New Orleans funk powerhouse Dumpstaphunk released their new album Where Do We Go From Here on April 23, 2021 (via Mascot Label Group / The Funk Garage). The release marks the band’s first full length album in seven years, and undeniably the most powerful and politically pointed of their career. Previously released singles include “Justice 2020,” recently called one of the “Best Songs of 2020” by the New York Times, and the contemplative title-track “Where Do We Go From Here.” The record is a sharply relevant statement, even more-so than the group anticipated during writing and recording sessions just prior to the unprecedented events of the last year.
The album is now available on all digital platforms, vinyl and CD.
In celebration of the announcement, Dumpstaphunk will perform songs from the upcoming album on NPR’s World Café today, along with an exclusive interview with band leader Ivan Neville. Fans can tune in worldwide on their local NPR station or on-line.
Dumpstaphunk released the album’s title track “Where Do We Go From Here” in August 2020, to commemorate the 15th anniversary of Hurricane Katrina, earning praise from the New York Times for its “slinky funk backbeat” and “gospel determination.” On the eve of the presidential election the band strategically released the single “Justice 2020” (featuring Chali 2na and Trombone Shorty), which became an unofficial anthem of the social justice movement.
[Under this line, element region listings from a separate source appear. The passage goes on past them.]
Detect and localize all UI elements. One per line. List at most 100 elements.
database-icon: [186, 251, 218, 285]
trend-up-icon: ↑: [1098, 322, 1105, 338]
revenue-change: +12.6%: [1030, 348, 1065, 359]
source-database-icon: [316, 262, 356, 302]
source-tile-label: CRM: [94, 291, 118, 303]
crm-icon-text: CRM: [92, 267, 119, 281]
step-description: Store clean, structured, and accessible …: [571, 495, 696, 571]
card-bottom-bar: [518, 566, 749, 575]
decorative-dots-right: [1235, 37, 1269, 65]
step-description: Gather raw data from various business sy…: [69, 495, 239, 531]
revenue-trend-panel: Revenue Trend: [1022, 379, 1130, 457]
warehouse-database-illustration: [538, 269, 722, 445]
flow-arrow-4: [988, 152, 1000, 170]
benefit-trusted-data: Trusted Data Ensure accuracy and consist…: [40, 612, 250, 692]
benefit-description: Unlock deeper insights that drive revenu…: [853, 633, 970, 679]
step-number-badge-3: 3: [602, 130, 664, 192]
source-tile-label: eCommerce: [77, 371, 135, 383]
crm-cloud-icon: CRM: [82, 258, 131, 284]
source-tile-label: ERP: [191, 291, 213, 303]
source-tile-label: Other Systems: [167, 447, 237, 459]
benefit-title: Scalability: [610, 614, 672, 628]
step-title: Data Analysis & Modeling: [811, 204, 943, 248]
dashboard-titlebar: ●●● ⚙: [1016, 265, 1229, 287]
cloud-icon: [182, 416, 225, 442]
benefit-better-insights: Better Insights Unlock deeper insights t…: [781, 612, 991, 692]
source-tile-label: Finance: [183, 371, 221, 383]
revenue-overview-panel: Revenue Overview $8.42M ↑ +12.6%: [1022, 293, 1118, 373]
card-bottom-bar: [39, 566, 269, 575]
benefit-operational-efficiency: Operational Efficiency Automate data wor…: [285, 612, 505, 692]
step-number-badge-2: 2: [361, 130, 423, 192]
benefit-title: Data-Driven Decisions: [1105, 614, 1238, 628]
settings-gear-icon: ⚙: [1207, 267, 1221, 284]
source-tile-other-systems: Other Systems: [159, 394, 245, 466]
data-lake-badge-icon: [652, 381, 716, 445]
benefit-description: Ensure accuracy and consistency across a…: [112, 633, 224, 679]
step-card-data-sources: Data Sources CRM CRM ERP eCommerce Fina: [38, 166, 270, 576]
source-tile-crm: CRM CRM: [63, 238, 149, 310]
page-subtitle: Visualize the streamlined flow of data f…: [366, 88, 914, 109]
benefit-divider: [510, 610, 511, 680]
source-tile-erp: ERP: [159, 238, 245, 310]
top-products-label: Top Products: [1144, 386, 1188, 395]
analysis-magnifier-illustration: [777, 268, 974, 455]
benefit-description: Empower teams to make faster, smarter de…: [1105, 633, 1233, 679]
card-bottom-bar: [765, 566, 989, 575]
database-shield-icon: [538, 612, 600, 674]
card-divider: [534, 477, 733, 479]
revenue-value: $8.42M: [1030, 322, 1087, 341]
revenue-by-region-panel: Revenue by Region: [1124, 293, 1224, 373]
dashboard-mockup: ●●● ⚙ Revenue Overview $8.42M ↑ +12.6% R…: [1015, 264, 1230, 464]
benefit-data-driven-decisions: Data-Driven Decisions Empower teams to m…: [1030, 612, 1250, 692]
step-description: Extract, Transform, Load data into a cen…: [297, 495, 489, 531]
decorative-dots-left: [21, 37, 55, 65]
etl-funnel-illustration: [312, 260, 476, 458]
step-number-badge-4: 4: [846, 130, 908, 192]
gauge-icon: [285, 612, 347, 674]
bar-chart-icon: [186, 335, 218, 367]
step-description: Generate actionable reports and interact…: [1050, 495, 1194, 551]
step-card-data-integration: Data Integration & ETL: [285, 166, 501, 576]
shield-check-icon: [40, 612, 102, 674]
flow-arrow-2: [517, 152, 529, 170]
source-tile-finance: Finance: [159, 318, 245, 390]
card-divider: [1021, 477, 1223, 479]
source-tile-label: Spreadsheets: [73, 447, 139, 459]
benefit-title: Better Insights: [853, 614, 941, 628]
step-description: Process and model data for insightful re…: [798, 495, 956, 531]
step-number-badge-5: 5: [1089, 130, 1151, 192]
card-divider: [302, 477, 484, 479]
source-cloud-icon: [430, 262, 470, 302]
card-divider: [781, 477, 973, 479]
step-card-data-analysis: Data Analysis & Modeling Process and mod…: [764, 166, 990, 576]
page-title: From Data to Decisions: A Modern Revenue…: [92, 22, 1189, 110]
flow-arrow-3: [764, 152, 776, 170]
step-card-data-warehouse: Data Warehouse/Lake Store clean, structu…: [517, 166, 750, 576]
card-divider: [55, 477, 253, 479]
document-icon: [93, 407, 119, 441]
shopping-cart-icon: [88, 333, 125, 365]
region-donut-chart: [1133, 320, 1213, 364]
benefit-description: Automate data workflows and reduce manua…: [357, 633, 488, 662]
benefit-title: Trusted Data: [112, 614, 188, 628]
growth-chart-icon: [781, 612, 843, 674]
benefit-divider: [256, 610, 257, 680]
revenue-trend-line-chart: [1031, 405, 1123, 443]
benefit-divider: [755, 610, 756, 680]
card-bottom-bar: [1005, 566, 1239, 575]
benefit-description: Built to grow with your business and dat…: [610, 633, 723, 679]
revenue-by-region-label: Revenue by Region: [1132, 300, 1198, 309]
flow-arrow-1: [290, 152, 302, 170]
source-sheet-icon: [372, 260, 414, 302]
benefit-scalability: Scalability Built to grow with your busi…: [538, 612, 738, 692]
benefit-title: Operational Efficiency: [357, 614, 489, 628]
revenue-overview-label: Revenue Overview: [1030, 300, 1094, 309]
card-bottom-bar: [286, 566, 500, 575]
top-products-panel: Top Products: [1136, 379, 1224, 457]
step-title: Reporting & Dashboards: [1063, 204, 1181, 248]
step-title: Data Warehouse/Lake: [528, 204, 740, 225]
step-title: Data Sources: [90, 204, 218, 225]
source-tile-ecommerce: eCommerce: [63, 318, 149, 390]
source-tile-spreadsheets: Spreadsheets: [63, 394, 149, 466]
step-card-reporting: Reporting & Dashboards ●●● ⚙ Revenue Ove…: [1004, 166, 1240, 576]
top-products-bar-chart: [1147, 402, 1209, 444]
The powerful music video led the New York Times to name “Justice 2020” one of the “Top 20 Songs of 2020,” in part due to the music video’s strong message alluding to social injustice, systemic racism, police brutality and the need for change, while also demanding lyrically that as human beings “We Are All Beautiful.” Dumpstaphunk will release a remix of “Justice 2020” by Cut Chemist this Friday, January 15th.
The band’s arsenal of classic and modern influences can be heard throughout the new album, a distinctive mix of genuine New Orleans funk, old school R&B and guitar fueled modern rock; from the slap-bass rave “Make It After All” to the band’s contemporary renderings of NOLA R&B rarities (the 1975 Blackmail gem “Let’s Get At It”) and early Seventies classics (Sly and the Family Stone’s “In Time”). One song with an unexpected genesis is the band’s urgent cover of Buddy Miles’ 1973 Hendrix inspired “United Nations Stomp,” which features searing guitar solos from special guest, rising blues guitar phenom Marcus King.
“We hope people can hear the new songs and are inclined to dance, and inspired to think at the same time,” says Ivan, speaking to the new album’s delicate balance between topic material and dance-floor rockers.
Over the past 17 years, Dumpstaphunk has earned its reputation as a highly respected next-generation New Orleans musical institution, the type of band whose live performances have attracted sit-ins from legends like Carlos Santana, Bob Weir, George Clinton and members of Phish. Alongside original core members Tony Hall and Nick Daniels, and the new additions of Alex Wasily, Ryan Nyther and drummer Devin Trusclair, Ivan and Ian Neville (the sons of Aaron Neville and Art “Poppa Funk” Neville respectively) have built upon their family’s iconic NOLA legacy as they’ve transformed Dumpstaphunk into the city’s pre-eminent 21st-century funk-fusion export, resulting in recent career highlights like their July 2019 opening gig for the Rolling Stones on their home turf at the New Orleans Mercedes Benz Superdome.
Modernizing and reinvigorating the Neville/Meters family groove has been one of the driving forces of Dumpstaphunk since the band spontaneously formed during New Orleans Jazz & Heritage Festival in 2003. Where Do We Go From Here is perhaps the best evidence yet of Dumpstaphunk’s ability to strengthen and transform their singular Crescent City roots in combination with the deeper outside musical and philosophical influences on which the band is founded.
“Obviously, the New Orleans history is just embedded in us, but we manage to incorporate all the other stuff we’ve listened to over the years,” says Ivan. “We’re representing a legacy, but we’re reimagining a lot of it, too.”